Percentage of observations between 500 and 1000 meters:  0.9682909769176964
Percentage of observations outside of 500 and 1000 meters:  0.03170902308230357
We can reject the null hypothesis that the observations are not found at depths between 200 and 2000 meters
In [11]:
hr_df = df[df.sci_name == 'Heteropolypus ritteri']

# percentage of observations above latitude 30
pha = hr_df[hr_df.lat >= 30].shape[0] / hr_df.shape[0]
pho = hr_df[hr_df.lat < 30].shape[0] / hr_df.shape[0]

print('The hypothesis is: TThe species Heteropolypus Ritteri is found above latitude 30 degrees')

print('Percentage of observations above latitude 30: ', pha)
print('Percentage of observations below latitude 30: ', pho)

if pho < 0.05:
    print('We can reject the null hypothesis that the observations are not found above latitude 30 degrees')
else:
    print('We accept the null hypothesis that the observations are not found above latitude 30 degrees')
The hypothesis is: TThe species Heteropolypus Ritteri is found above latitude 30 degrees
Percentage of observations above latitude 30:  1.0
Percentage of observations below latitude 30:  0.0
We can reject the null hypothesis that the observations are not found above latitude 30 degrees
In [12]:
hr_df = df[df.sci_name == 'Heteropolypus ritteri']

# We are utilizing a very niave test here. This is for demonstration purposes only.
# lon between 60W and 0, lat between 50N and 50S

# percentage of observations found in Atlantic Ocean
pha = hr_df[(hr_df.lon >= -60) & (hr_df.lon <= 0) & (hr_df.lat >= -50) & (hr_df.lat <= 50)].shape[0] / hr_df.shape[0]
pho = hr_df[(hr_df.lon < -60) | (hr_df.lon > 0) | (hr_df.lat < -50) | (hr_df.lat > 50)].shape[0] / hr_df.shape[0]

print('The hypothesis is: The species Heteropolypus Ritteri is found in the Atlantic Ocean')

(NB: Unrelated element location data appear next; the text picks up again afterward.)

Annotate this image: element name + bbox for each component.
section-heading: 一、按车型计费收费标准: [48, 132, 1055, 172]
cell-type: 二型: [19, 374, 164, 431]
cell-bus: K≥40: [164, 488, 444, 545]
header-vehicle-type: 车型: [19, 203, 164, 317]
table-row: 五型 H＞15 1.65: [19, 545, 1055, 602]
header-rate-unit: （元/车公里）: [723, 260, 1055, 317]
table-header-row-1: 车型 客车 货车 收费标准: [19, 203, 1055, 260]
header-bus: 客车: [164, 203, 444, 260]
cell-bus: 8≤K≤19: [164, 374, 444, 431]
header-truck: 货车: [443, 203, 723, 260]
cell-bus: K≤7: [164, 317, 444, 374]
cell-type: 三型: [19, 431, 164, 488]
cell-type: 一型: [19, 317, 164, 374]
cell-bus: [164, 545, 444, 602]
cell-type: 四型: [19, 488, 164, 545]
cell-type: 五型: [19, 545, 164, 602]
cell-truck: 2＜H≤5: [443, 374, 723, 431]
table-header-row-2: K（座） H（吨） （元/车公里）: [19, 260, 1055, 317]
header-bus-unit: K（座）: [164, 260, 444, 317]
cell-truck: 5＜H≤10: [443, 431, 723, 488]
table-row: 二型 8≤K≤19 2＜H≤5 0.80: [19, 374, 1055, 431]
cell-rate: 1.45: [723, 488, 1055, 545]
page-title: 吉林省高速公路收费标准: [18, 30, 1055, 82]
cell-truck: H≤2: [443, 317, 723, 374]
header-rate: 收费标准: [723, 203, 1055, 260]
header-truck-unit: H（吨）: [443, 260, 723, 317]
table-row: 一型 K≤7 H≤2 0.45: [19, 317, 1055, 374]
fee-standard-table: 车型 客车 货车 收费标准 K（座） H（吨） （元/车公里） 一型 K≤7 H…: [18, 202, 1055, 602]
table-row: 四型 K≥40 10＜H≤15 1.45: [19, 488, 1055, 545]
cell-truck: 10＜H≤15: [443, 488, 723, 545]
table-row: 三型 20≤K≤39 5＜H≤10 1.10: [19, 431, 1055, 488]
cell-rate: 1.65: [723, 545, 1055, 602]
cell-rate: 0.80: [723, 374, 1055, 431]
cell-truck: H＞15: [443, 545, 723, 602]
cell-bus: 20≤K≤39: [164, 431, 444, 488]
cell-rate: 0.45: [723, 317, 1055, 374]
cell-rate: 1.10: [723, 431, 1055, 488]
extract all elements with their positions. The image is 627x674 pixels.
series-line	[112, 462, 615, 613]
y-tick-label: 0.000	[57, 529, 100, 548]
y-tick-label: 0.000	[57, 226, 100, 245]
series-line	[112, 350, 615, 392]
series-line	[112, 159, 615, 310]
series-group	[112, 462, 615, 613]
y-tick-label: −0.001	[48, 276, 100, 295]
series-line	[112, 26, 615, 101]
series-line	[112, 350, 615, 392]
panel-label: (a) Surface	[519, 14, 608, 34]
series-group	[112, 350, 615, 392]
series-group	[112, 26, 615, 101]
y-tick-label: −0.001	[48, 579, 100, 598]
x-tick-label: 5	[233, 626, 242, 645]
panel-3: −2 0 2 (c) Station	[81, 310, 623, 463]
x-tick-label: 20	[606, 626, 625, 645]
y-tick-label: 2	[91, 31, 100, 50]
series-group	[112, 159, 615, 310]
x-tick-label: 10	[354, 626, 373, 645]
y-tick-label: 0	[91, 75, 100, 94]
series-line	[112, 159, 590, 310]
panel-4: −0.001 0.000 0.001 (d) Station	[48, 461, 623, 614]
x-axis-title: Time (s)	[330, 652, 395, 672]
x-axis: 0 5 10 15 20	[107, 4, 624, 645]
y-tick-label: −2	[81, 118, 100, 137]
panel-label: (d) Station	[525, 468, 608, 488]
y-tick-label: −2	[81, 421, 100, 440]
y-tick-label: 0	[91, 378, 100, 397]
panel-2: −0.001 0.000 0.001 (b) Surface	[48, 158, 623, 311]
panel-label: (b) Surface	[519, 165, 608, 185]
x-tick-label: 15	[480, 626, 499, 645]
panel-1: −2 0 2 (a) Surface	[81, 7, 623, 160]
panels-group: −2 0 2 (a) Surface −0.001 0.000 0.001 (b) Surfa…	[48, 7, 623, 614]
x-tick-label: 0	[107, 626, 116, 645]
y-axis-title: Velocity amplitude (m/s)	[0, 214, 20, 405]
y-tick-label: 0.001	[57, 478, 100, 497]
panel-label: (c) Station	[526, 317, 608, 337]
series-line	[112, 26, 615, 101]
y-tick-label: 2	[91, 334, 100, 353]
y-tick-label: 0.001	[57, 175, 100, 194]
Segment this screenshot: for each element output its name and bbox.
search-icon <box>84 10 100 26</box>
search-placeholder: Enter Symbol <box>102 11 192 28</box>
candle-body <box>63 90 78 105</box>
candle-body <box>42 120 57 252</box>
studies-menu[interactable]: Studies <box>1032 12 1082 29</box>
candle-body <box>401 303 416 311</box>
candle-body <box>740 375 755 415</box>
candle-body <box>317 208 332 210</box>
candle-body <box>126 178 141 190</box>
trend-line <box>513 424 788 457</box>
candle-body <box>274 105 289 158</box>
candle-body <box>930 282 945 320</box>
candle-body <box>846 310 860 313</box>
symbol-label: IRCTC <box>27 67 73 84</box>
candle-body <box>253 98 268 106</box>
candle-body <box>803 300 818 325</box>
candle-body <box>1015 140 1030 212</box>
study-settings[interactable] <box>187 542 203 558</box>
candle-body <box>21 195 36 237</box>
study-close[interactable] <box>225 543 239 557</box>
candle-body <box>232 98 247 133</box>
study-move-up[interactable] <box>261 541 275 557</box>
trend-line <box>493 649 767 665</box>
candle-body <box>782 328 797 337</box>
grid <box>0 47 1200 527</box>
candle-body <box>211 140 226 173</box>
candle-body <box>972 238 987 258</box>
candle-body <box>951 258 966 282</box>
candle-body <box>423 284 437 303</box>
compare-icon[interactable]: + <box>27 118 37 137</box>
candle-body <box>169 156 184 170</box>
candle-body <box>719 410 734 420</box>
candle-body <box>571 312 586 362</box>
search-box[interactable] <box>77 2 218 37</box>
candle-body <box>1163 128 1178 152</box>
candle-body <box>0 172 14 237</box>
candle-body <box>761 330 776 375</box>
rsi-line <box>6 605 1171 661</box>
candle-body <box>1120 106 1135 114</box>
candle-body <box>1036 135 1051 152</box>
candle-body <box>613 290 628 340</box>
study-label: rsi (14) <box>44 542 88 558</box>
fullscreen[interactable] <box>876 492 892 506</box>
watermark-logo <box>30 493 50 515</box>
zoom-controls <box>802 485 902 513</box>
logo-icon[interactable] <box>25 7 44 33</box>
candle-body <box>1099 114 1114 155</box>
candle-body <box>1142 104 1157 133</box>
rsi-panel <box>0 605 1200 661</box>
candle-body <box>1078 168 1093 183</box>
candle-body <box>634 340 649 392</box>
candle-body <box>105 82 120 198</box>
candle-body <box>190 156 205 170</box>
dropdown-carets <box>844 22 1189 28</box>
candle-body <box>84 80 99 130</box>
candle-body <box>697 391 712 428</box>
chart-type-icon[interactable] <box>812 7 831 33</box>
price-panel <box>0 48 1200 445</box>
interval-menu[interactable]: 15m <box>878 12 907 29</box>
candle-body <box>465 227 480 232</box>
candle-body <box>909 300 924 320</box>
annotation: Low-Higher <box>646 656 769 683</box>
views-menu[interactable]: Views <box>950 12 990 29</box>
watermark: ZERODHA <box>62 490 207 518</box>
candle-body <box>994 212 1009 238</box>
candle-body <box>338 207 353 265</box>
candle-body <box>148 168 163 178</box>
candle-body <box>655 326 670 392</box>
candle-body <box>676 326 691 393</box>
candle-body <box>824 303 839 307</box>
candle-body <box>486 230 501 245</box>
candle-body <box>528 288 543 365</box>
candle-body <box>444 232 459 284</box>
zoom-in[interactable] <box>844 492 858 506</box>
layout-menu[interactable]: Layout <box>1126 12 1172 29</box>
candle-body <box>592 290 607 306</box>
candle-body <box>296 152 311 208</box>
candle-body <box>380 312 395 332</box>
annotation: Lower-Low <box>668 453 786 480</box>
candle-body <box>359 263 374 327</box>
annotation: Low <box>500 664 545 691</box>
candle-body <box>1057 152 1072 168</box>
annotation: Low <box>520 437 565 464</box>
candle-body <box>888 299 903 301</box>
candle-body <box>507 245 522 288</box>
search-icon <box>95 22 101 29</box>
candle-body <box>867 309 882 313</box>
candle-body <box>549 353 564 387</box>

print('Percentage of observations found in Atlantic Ocean: ', pha)
print('Percentage of observations found outside of Atlantic Ocean: ', pho)

if pho < 0.05:
    print('We can reject the null hypothesis that the observations are not found in the Atlantic Ocean')
else:
    print('We accept the null hypothesis that the observations are not found in the Atlantic Ocean')
The hypothesis is: The species Heteropolypus Ritteri is found in the Atlantic Ocean
Percentage of observations found in Atlantic Ocean:  0.0
Percentage of observations found outside of Atlantic Ocean:  1.0
We accept the null hypothesis that the observations are not found in the Atlantic Ocean

Final Remarks¶

This dataset is very informative given the lengths to which the dataset was recorded. As I personally know one of the scientist working to research the reef system on behave of NOAA, I can say that this dataset took many years of exhausting effort to collect.

In terms of it's cleanliness, very little formatted was needed to be able to utilize it. Most of the cleaning was simple filtering to only gather what was needed for the anaylisis.

There are so many questions that can be asked from this dataset. Some questions that come to mind are: Why are certain species so much more common than others? Is it some sort of genetic advantange? Are they more resilient to the changing environment? If we had more data on the water quality, perhaps we could know more about why these creatures thrive where others do not.

It would be critical to be able to ask why these species are so common where others are not. It could help perdict changes to the ecosystem: if one species is rapidly declining, perhaps it's a sign that the ecosystem is changing and other species will follow. Or, if one species is rapidly increasing, it might be due to another species declining and the ecosystem is changing.